# User Guide Tutorial 09: Benchmarks

TemporAI provides some useful benchmarking tools in `tempor.benchmarks`, these are demonstrated here.

*Uncomment the below to install the library:*

In [1]:
# !pip install temporai

# Or from the repo, for the latest version:
# !pip install git+https://github.com/vanderschaarlab/temporai.git

## Using `tempor.benchmarks.benchmark_models`

The `tempor.benchmarks.benchmark_models` function provides a quick way to benchmark a number of models (plugins) for
a particular task.

It takes a list of models (these may also be a `Pipeline`) and a dataset, and performs cross-validation to
get the mean and standard deviation of the various metrics.

It returns a tuple `(results_readable, results)` as below.

In [2]:
from tempor.benchmarks import benchmark_models
from tempor.utils.dataloaders import SineDataLoader
from tempor.plugins import plugin_loader

from IPython.display import display

dataset = SineDataLoader(random_state=42, no=25).load()

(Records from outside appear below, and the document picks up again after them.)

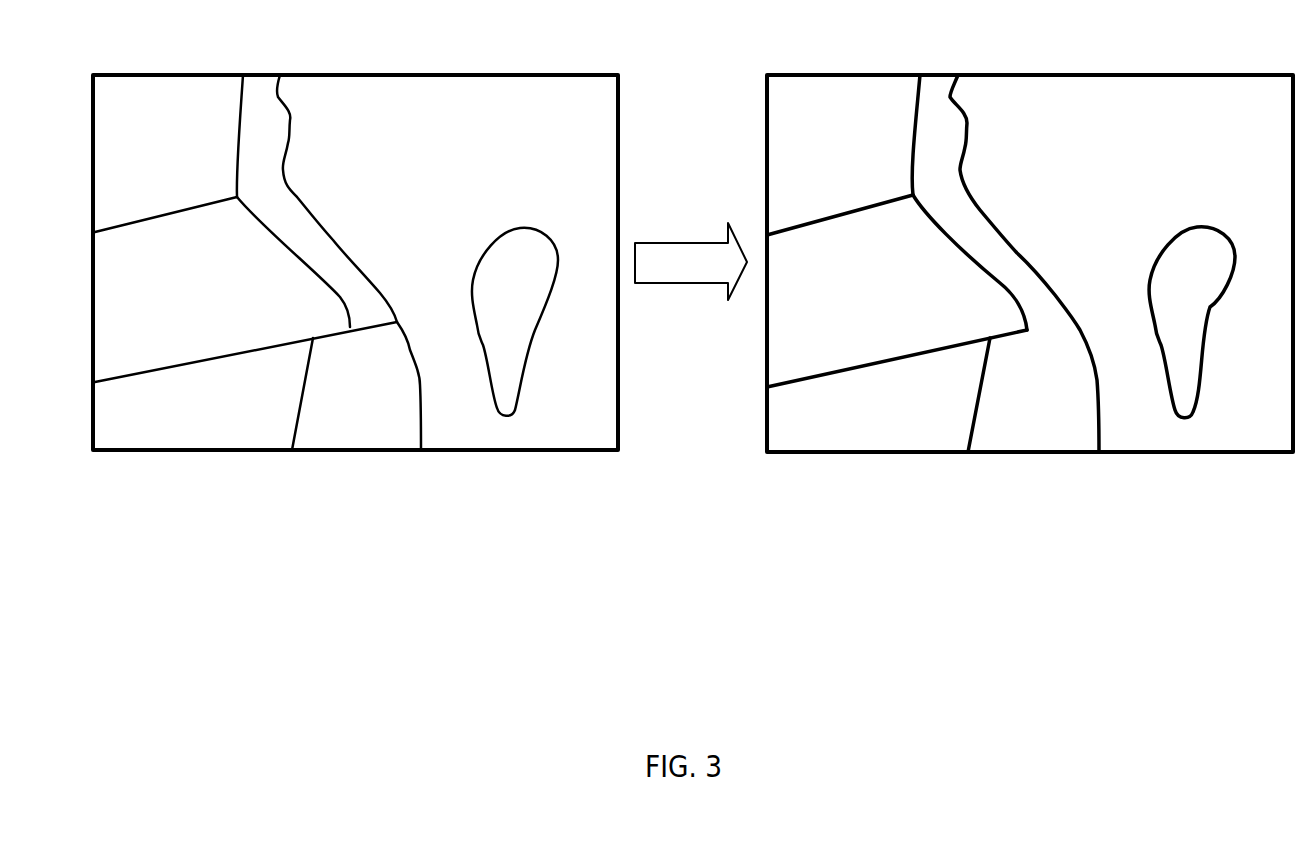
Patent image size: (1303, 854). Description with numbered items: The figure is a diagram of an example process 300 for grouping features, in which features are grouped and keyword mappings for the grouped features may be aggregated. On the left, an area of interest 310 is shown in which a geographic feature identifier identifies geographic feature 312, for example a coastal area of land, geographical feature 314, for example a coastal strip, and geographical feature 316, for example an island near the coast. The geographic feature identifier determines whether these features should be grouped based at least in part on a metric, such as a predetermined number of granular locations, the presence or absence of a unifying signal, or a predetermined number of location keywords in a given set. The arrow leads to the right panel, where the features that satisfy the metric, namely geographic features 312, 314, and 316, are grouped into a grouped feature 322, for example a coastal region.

The process 300 is at (118, 644).
The area of interest 310 is at (618, 66).
The geographic feature 312 is at (373, 412).
The geographical feature 314 is at (340, 270).
The geographical feature 316 is at (510, 365).
The grouped feature 322 is at (1137, 205).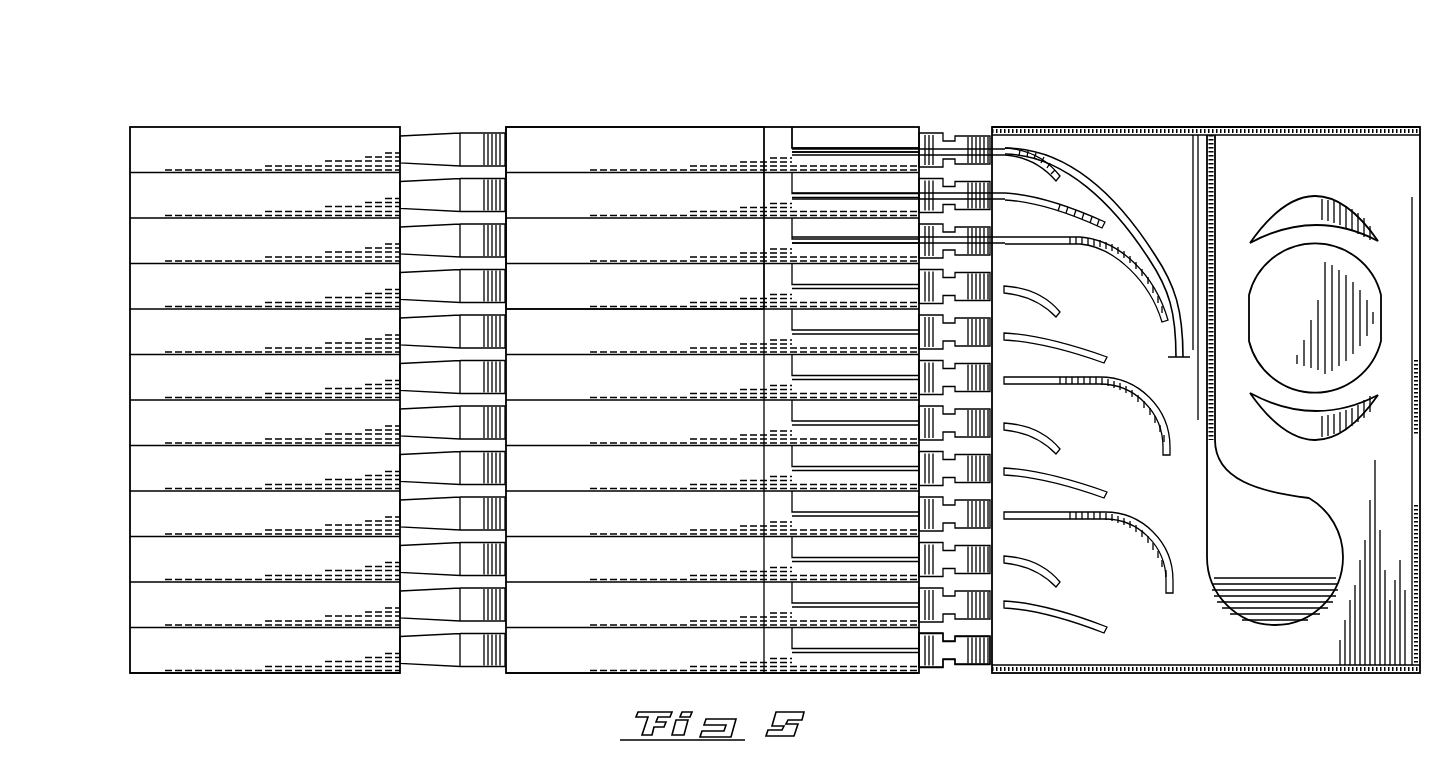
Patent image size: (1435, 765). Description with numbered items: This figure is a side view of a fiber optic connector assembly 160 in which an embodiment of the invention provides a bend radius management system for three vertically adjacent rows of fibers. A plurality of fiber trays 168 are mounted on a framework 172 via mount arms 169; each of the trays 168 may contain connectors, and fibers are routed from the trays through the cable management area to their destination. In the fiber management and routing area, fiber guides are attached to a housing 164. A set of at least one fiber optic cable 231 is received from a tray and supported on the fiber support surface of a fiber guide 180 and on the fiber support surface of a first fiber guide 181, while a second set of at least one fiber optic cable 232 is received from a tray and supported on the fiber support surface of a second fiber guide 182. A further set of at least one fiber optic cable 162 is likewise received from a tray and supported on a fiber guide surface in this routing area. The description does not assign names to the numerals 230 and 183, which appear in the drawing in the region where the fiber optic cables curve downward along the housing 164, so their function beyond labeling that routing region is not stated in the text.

results_readable, results = benchmark_models(
    task_type="classification",
    tests=[
        ("model_1", plugin_loader.get("prediction.one_off.classification.nn_classifier", n_iter=50)),
        ("model_2", plugin_loader.get("prediction.one_off.classification.ode_classifier", n_iter=50)),
    ],
    data=dataset,
    n_splits=3,
)

print("Results in easily-readable format:")
display(results_readable)

print("Full results:\n")
for model, value in results.items():
    print(f"{model}:")
    display(value)

Results in easily-readable format:


Unnamed: 0,model_1,model_2
aucroc,0.333 +/- 0.109,0.422 +/- 0.11
aucprc,0.453 +/- 0.099,0.456 +/- 0.107
accuracy,0.528 +/- 0.137,0.519 +/- 0.105
f1_score_micro,0.528 +/- 0.137,0.519 +/- 0.105
f1_score_macro,0.484 +/- 0.112,0.338 +/- 0.048
f1_score_weighted,0.514 +/- 0.128,0.361 +/- 0.116
kappa,0.001 +/- 0.232,0.0 +/- 0.0
kappa_quadratic,0.001 +/- 0.232,0.0 +/- 0.0
precision_micro,0.528 +/- 0.137,0.519 +/- 0.105
precision_macro,0.497 +/- 0.122,0.259 +/- 0.053


Full results:

model_1:


Unnamed: 0,mean,stddev
aucroc,0.333333,0.108866
aucprc,0.452844,0.099425
accuracy,0.527778,0.137493
f1_score_micro,0.527778,0.137493
f1_score_macro,0.484091,0.112494
f1_score_weighted,0.514141,0.127851
kappa,0.001,0.232335
kappa_quadratic,0.001,0.232335
precision_micro,0.527778,0.137493
precision_macro,0.497222,0.12178


model_2:


Unnamed: 0,mean,stddev
aucroc,0.422222,0.109994
aucprc,0.456349,0.106738
accuracy,0.518519,0.105369
f1_score_micro,0.518519,0.105369
f1_score_macro,0.338162,0.047609
f1_score_weighted,0.360713,0.115623
kappa,0.0,0.0
kappa_quadratic,0.0,0.0
precision_micro,0.518519,0.105369
precision_macro,0.259259,0.052684


## Supported tasks

> ⚠️ Not all task types are supported by `benchmark_models` yet.

Supported tasks (for each `task_type` argument):
* `task_type="classification"`: `prediction.one_off.classification` models.
* `task_type="regression"`: `prediction.one_off.regression` models.
* `task_type="time_to_event"`: `time_to_event` models.